(Bloomberg) --

Lloyds Banking Group Plc posted a better than expected pretax profit in the third quarter and lifted its outlook as the lender benefits from the rebounding U.K. economy.

Profit at Britain’s biggest mortgage lender almost doubled to 2 billion pounds ($2.7 billion), ahead of analyst expectations for 1.4 billion pounds, according to a consensus compiled by Bloomberg. The bank released 84 million pounds from its provisions for bad loans and said impairments will be a net credit over the year, in a sign that borrowers are coping well after the pandemic. 

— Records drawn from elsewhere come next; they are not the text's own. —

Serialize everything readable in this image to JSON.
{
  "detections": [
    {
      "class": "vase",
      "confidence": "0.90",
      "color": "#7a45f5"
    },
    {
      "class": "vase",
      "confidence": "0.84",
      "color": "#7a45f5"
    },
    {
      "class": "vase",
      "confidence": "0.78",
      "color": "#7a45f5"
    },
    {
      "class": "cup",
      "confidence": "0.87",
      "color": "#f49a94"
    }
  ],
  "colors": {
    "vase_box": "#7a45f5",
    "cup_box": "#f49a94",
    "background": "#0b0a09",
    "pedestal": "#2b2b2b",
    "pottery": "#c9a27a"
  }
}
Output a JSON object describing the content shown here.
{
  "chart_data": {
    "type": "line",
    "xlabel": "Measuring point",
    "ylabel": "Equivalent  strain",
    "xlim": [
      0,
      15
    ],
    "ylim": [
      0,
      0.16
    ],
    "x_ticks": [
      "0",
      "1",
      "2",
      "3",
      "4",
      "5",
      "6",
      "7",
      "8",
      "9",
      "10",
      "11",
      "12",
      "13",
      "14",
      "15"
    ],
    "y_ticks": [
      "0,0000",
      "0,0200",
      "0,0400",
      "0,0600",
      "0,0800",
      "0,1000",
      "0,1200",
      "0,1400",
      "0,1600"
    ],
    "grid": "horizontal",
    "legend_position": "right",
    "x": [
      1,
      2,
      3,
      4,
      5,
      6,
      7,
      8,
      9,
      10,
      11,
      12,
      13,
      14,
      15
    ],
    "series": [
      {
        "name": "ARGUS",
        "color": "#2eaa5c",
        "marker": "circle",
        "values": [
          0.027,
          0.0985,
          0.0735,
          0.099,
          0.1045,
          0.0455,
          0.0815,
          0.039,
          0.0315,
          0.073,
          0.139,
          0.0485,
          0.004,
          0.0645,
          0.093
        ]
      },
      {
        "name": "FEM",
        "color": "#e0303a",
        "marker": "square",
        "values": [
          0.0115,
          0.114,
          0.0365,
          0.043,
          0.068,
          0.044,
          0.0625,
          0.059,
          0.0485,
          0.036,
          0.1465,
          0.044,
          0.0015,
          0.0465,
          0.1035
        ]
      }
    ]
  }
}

“As we move into the final quarter of 2021, the board, group executive committee and I are developing the next evolution of our strategy and longer-term priorities,” said Charlie Nunn in his first earnings since becoming chief executive officer in August. 

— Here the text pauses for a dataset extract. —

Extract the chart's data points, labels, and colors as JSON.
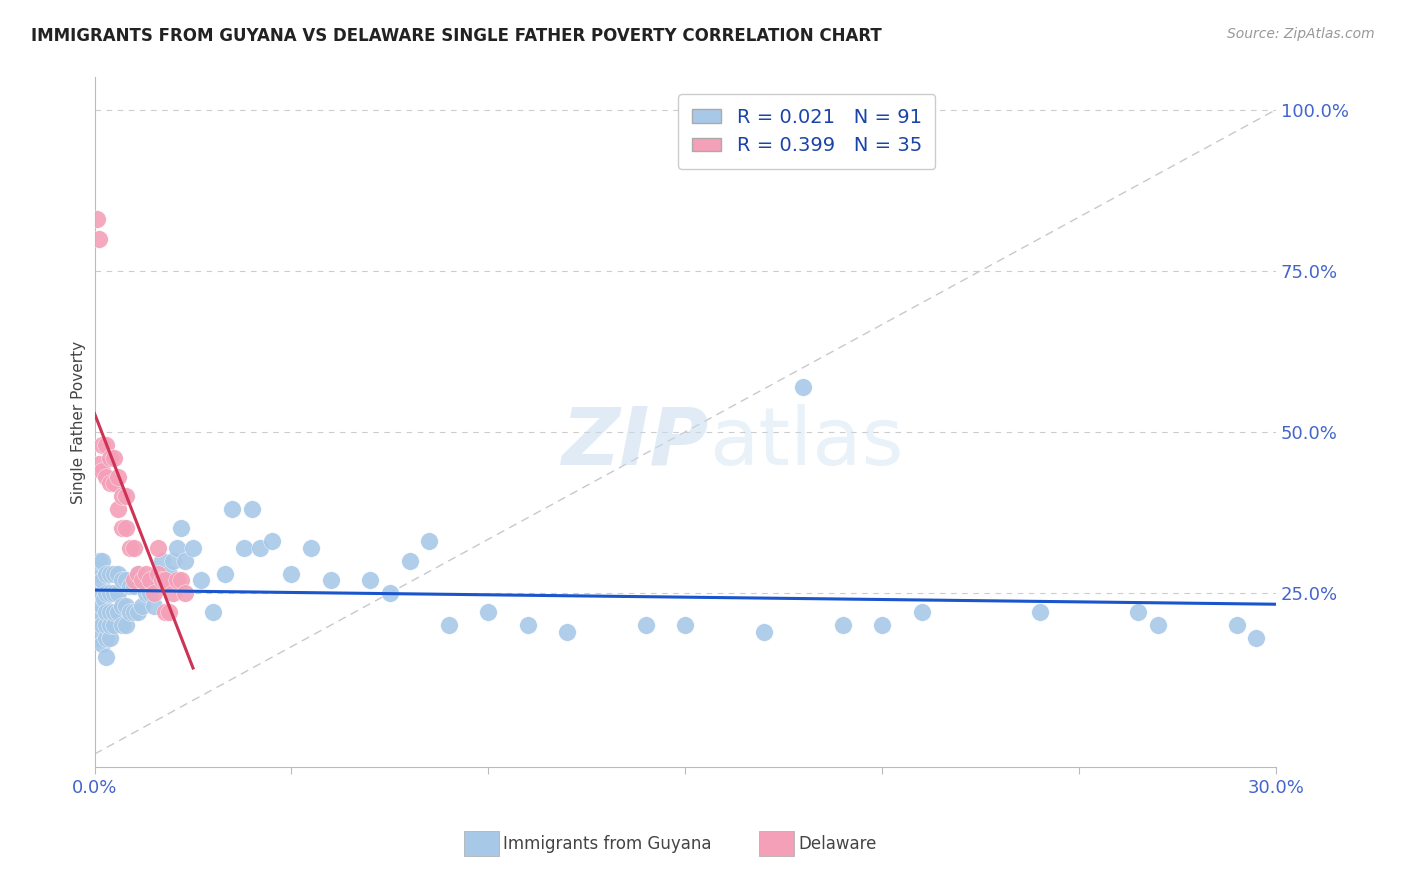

As part of its improved outlook, Lloyds said net interest margin will be modestly above 250 basis points this year, while return on tangible equity will be over 10%.

The buoyant housing market continued to fuel growth in Lloyds’ loans and advances, which were up 2.8 billion pounds to 450.5 billion pounds in the quarter.

Lloyds isn’t alone in taking advantage of Britain’s return to growth after more than a year of Covid-19 restrictions. Barclays Plc more than doubled pretax profit at its domestic unit as lending improved and impairments decreased. CEO Jes Staley said that consumer spending was now above levels seen before the pandemic. 

Lloyds also took a further 100 million-pound charge for remediation, including more to compensate victims of the HBOS Reading fraud.